If you are a CIO, CTO or compliance officer tasked with evaluating a cloud vendor, give Linda Tucci’s excellent new SearchCIO.com article a read: “Addressing compliance requirements in cloud computing contracts.”
In the piece, Tucci reports on interviews with Debra Logan, an enterprise content management analyst at Stamford, Conn.-based Gartner Inc, and Tom McHale, vice president of product management for CA’s GRC Manager suite, to gain answers to the following questions:
- Who has access to sensitive data in the cloud?
- Data backup: How often, how long, how well?
- How will you manage e-discovery requests and satisfy different retention laws?
“Even before price negotiations begin, CIOs must understand that data backup and storage in the cloud does not remove a company’s responsibility for the legal, regulatory and audit obligations attached to that information,” Tucci writes. “CIOs should be ready with a list of compliance questions for cloud vendors.

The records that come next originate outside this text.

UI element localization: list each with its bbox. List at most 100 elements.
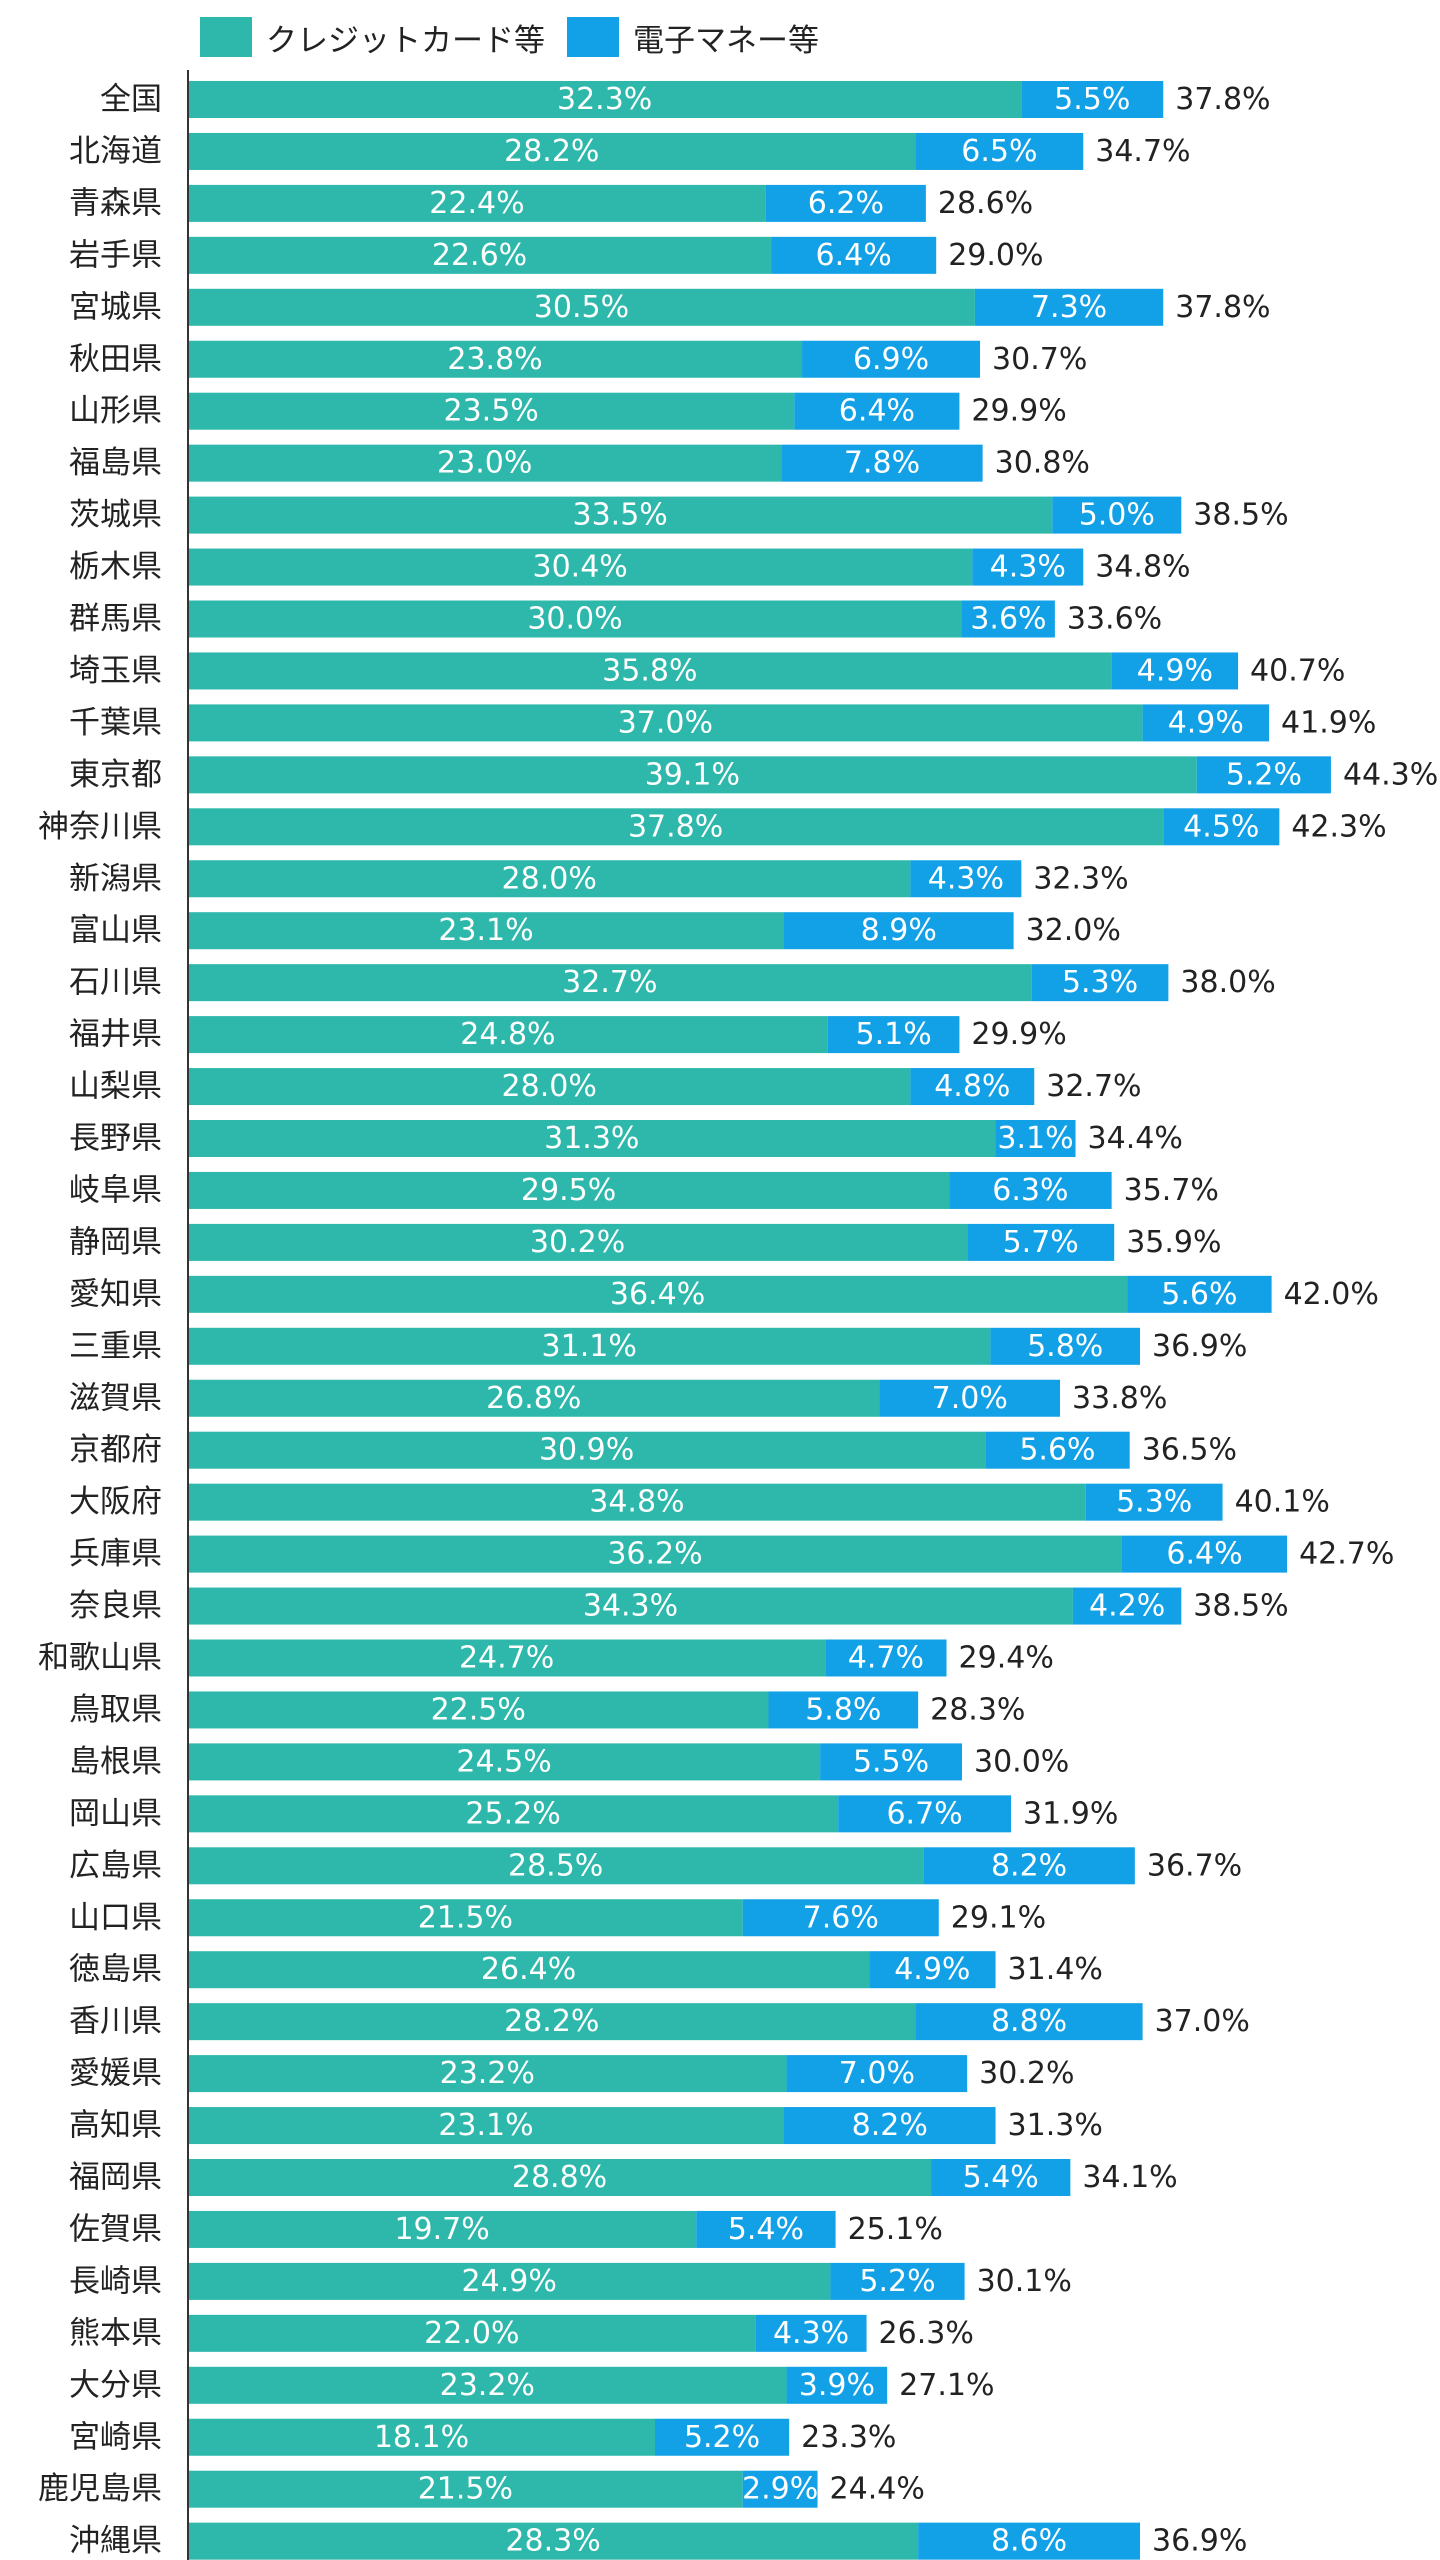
data-label-credit: 28.8% (512, 2160, 607, 2195)
total-label: 37.0% (1155, 2004, 1250, 2039)
bar-emoney (1142, 704, 1270, 742)
data-label-credit: 34.8% (589, 1485, 684, 1520)
data-label-emoney: 8.6% (991, 2524, 1067, 2559)
category-label: 茨城県 (69, 497, 162, 533)
category-label: 佐賀県 (69, 2211, 162, 2247)
bar-emoney (838, 1795, 1012, 1833)
data-label-credit: 23.8% (447, 342, 542, 377)
category-label: 島根県 (69, 1744, 162, 1780)
total-label: 33.8% (1072, 1381, 1167, 1416)
bar-emoney (820, 1743, 962, 1781)
data-label-credit: 22.5% (431, 1692, 526, 1727)
bar-emoney (771, 236, 937, 274)
total-label: 33.6% (1067, 602, 1162, 637)
bar-credit (188, 600, 962, 638)
category-label: 栃木県 (69, 549, 162, 585)
data-label-emoney: 4.3% (773, 2316, 849, 2351)
data-label-emoney: 4.2% (1089, 1589, 1165, 1624)
data-label-emoney: 4.7% (848, 1641, 924, 1676)
category-label: 神奈川県 (38, 809, 162, 845)
total-label: 44.3% (1343, 757, 1438, 792)
category-label: 秋田県 (69, 341, 162, 377)
bar-emoney (786, 2055, 968, 2093)
bar-credit (188, 2366, 787, 2404)
bar-credit (188, 1847, 924, 1885)
total-label: 31.3% (1008, 2108, 1103, 2143)
total-label: 36.7% (1147, 1848, 1242, 1883)
total-label: 38.0% (1180, 965, 1275, 1000)
bar-credit (188, 1483, 1086, 1521)
data-label-credit: 32.7% (562, 965, 657, 1000)
bar-credit (188, 860, 911, 898)
total-label: 24.4% (830, 2472, 925, 2507)
bar-emoney (1031, 964, 1169, 1002)
bar-emoney (1072, 1587, 1182, 1625)
bar-emoney (1121, 1535, 1288, 1573)
bar-emoney (931, 2159, 1071, 2196)
bar-credit (188, 1275, 1128, 1313)
category-label: 兵庫県 (69, 1536, 162, 1572)
category-label: 長野県 (69, 1121, 162, 1157)
total-label: 37.8% (1175, 82, 1270, 117)
total-label: 30.2% (979, 2056, 1074, 2091)
legend-item-credit: クレジットカード等 (200, 15, 545, 60)
bar-emoney (974, 288, 1164, 326)
bar-emoney (1111, 652, 1239, 690)
total-label: 29.9% (971, 394, 1066, 429)
category-label: 青森県 (69, 185, 162, 221)
bar-emoney (910, 860, 1022, 898)
category-label: 北海道 (69, 133, 162, 169)
category-label: 大阪府 (69, 1484, 162, 1520)
legend-item-emoney: 電子マネー等 (567, 15, 819, 60)
data-label-emoney: 3.6% (970, 602, 1046, 637)
data-label-emoney: 7.8% (844, 446, 920, 481)
data-label-emoney: 5.6% (1019, 1433, 1095, 1468)
data-label-emoney: 5.5% (853, 1744, 929, 1779)
data-label-credit: 30.9% (539, 1433, 634, 1468)
data-label-credit: 28.0% (502, 861, 597, 896)
data-label-emoney: 7.6% (803, 1900, 879, 1935)
bar-emoney (696, 2210, 836, 2248)
data-label-emoney: 6.9% (853, 342, 929, 377)
total-label: 36.9% (1152, 2524, 1247, 2559)
bar-credit (188, 1171, 950, 1209)
bar-emoney (1163, 808, 1280, 846)
total-label: 42.0% (1284, 1277, 1379, 1312)
data-label-emoney: 5.3% (1116, 1485, 1192, 1520)
bar-credit (188, 1327, 991, 1365)
category-label: 宮崎県 (69, 2419, 162, 2455)
bar-credit (188, 2055, 787, 2093)
data-label-credit: 31.3% (544, 1121, 639, 1156)
bar-credit (188, 2003, 916, 2041)
data-label-emoney: 5.4% (963, 2160, 1039, 2195)
data-label-emoney: 6.4% (816, 238, 892, 273)
category-label: 福島県 (69, 445, 162, 481)
data-label-emoney: 8.8% (991, 2004, 1067, 2039)
bar-emoney (910, 1068, 1035, 1106)
data-label-emoney: 5.0% (1079, 498, 1155, 533)
total-label: 30.0% (974, 1744, 1069, 1779)
category-label: 山形県 (69, 393, 162, 429)
bar-credit (188, 1016, 828, 1054)
bar-credit (188, 1379, 880, 1417)
legend-swatch-credit (200, 17, 252, 57)
data-label-emoney: 7.0% (839, 2056, 915, 2091)
bar-credit (188, 1795, 839, 1833)
bar-credit (188, 340, 803, 378)
category-label: 沖縄県 (69, 2523, 162, 2559)
total-label: 34.8% (1095, 550, 1190, 585)
bar-emoney (879, 1379, 1061, 1417)
legend-label-emoney: 電子マネー等 (633, 22, 819, 59)
bar-credit (188, 2210, 697, 2248)
total-label: 32.0% (1026, 913, 1121, 948)
chart-legend: クレジットカード等 電子マネー等 (200, 14, 841, 60)
bar-credit (188, 2107, 784, 2145)
category-label: 宮城県 (69, 289, 162, 325)
data-label-emoney: 2.9% (742, 2472, 818, 2507)
data-label-credit: 30.5% (534, 290, 629, 325)
bar-emoney (962, 600, 1055, 638)
data-label-credit: 24.9% (462, 2264, 557, 2299)
category-label: 山梨県 (69, 1069, 162, 1105)
data-label-emoney: 4.9% (1137, 653, 1213, 688)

But don’t expect their answers to suffice.”
Gartner recommends, in fact, getting a security assessment from a neutral third party before committing to a specific vendor of cloud computing, In a report released in June, entitled “Assessing the Security Risks of Cloud Computing,” Gartner analysts Jay Heiser and Mark Nicolett write that cloud computing has “unique attributes that require risk assessment in areas such as data integrity, recovery, and privacy, and an evaluation of legal issues in areas such as e-discovery, regulatory compliance, and auditing.”
As noted in Tucci’s article, however, Logan is skeptical about adoption, especially for companies in heavily regulated industries. In Logan’s view, “If legal departments are paying attention when companies are adopting cloud services, they will put the brakes on fast. Early adoption of cloud services will be significantly inhibited by cloud providers’ failure to adequately address security, privacy and risk concerns, especially among highly regulated industries.”